Wednesday, August 18, 2010

Bonding the Risk

Another sucker's market in the making, the bond markets are playing off Geitner's sentiment for a more progressive tax code to reverse a strong deflationary tendency and an exploding budget deficit to support demand and, more important, recycle the debt.

The gamma risk is getting too high--so high that even some of the wealthiest people are calling for a more progressive tax code.

To reduce the gamma risk and recycle the value in a classic form, it is necessary to bond the value to the risk taker. With a $500 billion move into municipal bonds so far, and the bubble growing, for example, there is plenty of money to buy the debt, but where is the money going to come from to pay it? Keep in mind that most of the federal stimulus money has been earmarked for state consumption--a public good being financed by monetizing the debt at the federal level and appled at the state level at around a seven-percent yield.
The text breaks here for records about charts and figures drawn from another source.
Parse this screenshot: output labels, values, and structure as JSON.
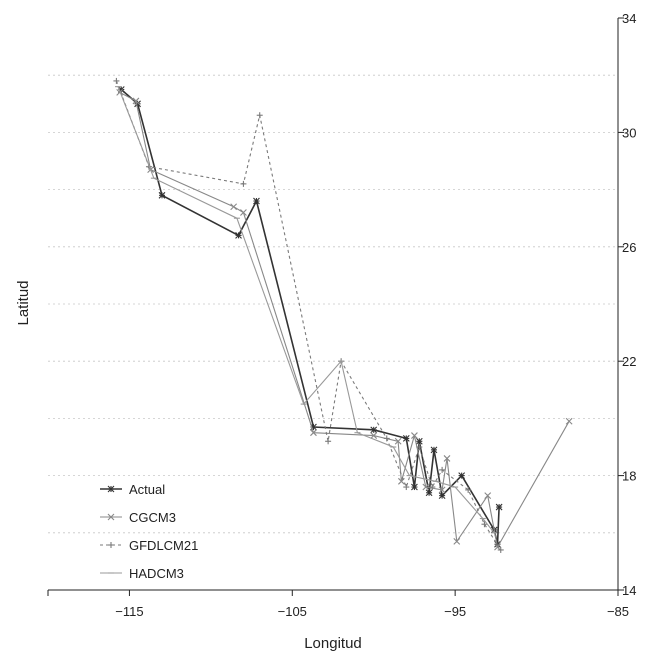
{
  "chart_data": {
    "type": "line",
    "title": "",
    "xlabel": "Longitud",
    "ylabel": "Latitud",
    "xlim": [
      -120,
      -85
    ],
    "ylim": [
      14,
      34
    ],
    "x_ticks": [
      -115,
      -105,
      -95,
      -85
    ],
    "y_ticks": [
      14,
      18,
      22,
      26,
      30,
      34
    ],
    "x_tick_labels": [
      "−115",
      "−105",
      "−95",
      "−85"
    ],
    "y_tick_labels": [
      "14",
      "18",
      "22",
      "26",
      "30",
      "34"
    ],
    "grid": "horizontal dotted",
    "legend": "bottom-left inside",
    "series": [
      {
        "name": "Actual",
        "color": "#333333",
        "dash": "solid",
        "marker": "asterisk",
        "points": [
          [
            -115.5,
            31.5
          ],
          [
            -114.5,
            31.0
          ],
          [
            -113.0,
            27.8
          ],
          [
            -108.3,
            26.4
          ],
          [
            -107.2,
            27.6
          ],
          [
            -103.7,
            19.7
          ],
          [
            -100.0,
            19.6
          ],
          [
            -98.0,
            19.3
          ],
          [
            -97.5,
            17.6
          ],
          [
            -97.2,
            19.2
          ],
          [
            -96.6,
            17.4
          ],
          [
            -96.3,
            18.9
          ],
          [
            -95.8,
            17.3
          ],
          [
            -94.6,
            18.0
          ],
          [
            -92.6,
            16.1
          ],
          [
            -92.4,
            15.6
          ],
          [
            -92.3,
            16.9
          ]
        ]
      },
      {
        "name": "CGCM3",
        "color": "#888888",
        "dash": "solid",
        "marker": "x",
        "points": [
          [
            -115.6,
            31.4
          ],
          [
            -114.6,
            31.1
          ],
          [
            -113.7,
            28.7
          ],
          [
            -108.6,
            27.4
          ],
          [
            -108.0,
            27.2
          ],
          [
            -103.7,
            19.5
          ],
          [
            -100.0,
            19.4
          ],
          [
            -98.5,
            19.2
          ],
          [
            -98.3,
            17.8
          ],
          [
            -97.5,
            19.4
          ],
          [
            -96.8,
            17.6
          ],
          [
            -95.8,
            17.5
          ],
          [
            -95.5,
            18.6
          ],
          [
            -94.9,
            15.7
          ],
          [
            -93.0,
            17.3
          ],
          [
            -92.4,
            15.5
          ],
          [
            -88.0,
            19.9
          ]
        ]
      },
      {
        "name": "GFDLCM21",
        "color": "#7a7a7a",
        "dash": "3,3",
        "marker": "plus",
        "points": [
          [
            -115.8,
            31.8
          ],
          [
            -113.8,
            28.8
          ],
          [
            -108.0,
            28.2
          ],
          [
            -107.0,
            30.6
          ],
          [
            -102.8,
            19.2
          ],
          [
            -102.0,
            22.0
          ],
          [
            -99.2,
            19.3
          ],
          [
            -98.0,
            17.6
          ],
          [
            -97.2,
            19.0
          ],
          [
            -96.4,
            17.6
          ],
          [
            -95.8,
            18.2
          ],
          [
            -94.2,
            17.5
          ],
          [
            -93.2,
            16.3
          ],
          [
            -92.2,
            15.4
          ]
        ]
      },
      {
        "name": "HADCM3",
        "color": "#999999",
        "dash": "solid",
        "marker": "dash",
        "points": [
          [
            -115.7,
            31.6
          ],
          [
            -113.5,
            28.4
          ],
          [
            -108.4,
            27.0
          ],
          [
            -104.3,
            20.5
          ],
          [
            -102.0,
            22.0
          ],
          [
            -101.0,
            19.5
          ],
          [
            -98.8,
            19.0
          ],
          [
            -97.8,
            18.0
          ],
          [
            -96.2,
            17.8
          ],
          [
            -95.0,
            17.6
          ],
          [
            -93.3,
            16.5
          ],
          [
            -92.6,
            16.0
          ]
        ]
      }
    ]
  }
}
In order to keep the risk distributively valued in the form of a public good, the lost value to assets, like housing, incurred by the average income will be recycled in the form of a generalized benefit, operationalized with a "bonding authority" to convert the lost value into a consolidated gain. That gain, of course, is to be taxed at a low marginal rate to ensure economic growth which, again, invokes the detriment (the lost tax revenue that will be monetized into public debt) as a generalized benefit.

The objective is to regress the burden of the public debt, reversing the empirical expression of retributive value presenting a gamma-risk ontology (risk--a liability--that cannot be avoided). The risk must be restructured to ensure its future, accumulated value. Debt will be restructured, bonded, and recycled to achieve that objective. It is a process the Fed and Treasury are now engaged, facilitated by major bond brokers like Pimco who suggest recycling real estate debt with a new thirty-year bond at six percent.
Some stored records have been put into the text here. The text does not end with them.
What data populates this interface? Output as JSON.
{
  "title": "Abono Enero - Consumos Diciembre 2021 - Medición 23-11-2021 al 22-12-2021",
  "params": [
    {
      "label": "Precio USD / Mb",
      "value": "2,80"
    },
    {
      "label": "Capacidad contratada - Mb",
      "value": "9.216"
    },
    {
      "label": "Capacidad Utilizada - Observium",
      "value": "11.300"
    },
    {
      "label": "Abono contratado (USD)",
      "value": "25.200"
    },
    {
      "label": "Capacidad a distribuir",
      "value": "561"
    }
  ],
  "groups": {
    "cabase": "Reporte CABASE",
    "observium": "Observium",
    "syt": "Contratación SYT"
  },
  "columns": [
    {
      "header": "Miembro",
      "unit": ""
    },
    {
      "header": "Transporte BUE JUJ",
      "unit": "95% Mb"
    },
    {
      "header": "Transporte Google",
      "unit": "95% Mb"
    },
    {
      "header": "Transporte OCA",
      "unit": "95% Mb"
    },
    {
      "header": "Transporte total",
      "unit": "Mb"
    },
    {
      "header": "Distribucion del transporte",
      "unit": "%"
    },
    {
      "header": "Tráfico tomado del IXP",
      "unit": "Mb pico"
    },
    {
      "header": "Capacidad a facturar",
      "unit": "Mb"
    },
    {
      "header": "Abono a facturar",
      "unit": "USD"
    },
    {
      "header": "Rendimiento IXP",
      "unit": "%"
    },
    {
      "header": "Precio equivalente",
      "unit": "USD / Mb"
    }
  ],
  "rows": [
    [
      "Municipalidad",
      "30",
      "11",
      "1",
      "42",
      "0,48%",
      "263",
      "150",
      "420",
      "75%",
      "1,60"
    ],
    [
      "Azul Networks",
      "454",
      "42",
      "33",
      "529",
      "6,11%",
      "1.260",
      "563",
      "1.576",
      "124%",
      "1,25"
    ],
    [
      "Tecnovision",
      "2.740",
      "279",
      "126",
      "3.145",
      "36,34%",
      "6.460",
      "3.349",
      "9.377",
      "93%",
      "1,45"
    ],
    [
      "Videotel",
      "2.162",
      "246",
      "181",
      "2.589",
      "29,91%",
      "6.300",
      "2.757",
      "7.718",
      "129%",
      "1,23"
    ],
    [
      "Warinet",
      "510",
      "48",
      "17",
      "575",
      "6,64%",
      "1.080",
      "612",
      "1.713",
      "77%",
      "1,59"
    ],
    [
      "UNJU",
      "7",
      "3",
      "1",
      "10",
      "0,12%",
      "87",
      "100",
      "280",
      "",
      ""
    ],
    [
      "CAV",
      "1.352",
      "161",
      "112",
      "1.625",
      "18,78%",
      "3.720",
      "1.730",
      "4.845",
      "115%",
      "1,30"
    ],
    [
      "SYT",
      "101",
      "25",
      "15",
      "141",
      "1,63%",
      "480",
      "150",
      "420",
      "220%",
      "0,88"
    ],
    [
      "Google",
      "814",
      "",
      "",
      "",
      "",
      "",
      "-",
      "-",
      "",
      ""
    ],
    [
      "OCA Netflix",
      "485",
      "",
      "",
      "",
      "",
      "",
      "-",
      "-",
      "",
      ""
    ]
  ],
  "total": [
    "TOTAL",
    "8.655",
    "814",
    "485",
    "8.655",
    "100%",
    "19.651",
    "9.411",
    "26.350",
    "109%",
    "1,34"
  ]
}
(Hmmm... how about three percent... or maybe one percent considering that too-big-to-fail financial institutions leave the mortgagee with all the risk!)

Rather than write down the losses, and retribute the value, big banks are looking to turn this liability into an asset, engaging in all manner of technical analyses along the way to narrate the regressive burden as bonding with the general welfare (turning around the housing market), gaining large amounts of arbitraged value, derived from the gamma risk ontology.

While the risk bonded to The People is sold as a public good, it actuates a consolidated benefit that accrues to the upper-income class of the private sector. It is a fraud to be perpetrated without risk of liability, accumulating even more gamma risk, which is dangerously overaccumulated now, indicating a high-frequency, accumulation-distribution oscillation that makes a double dip look like wishful thinking.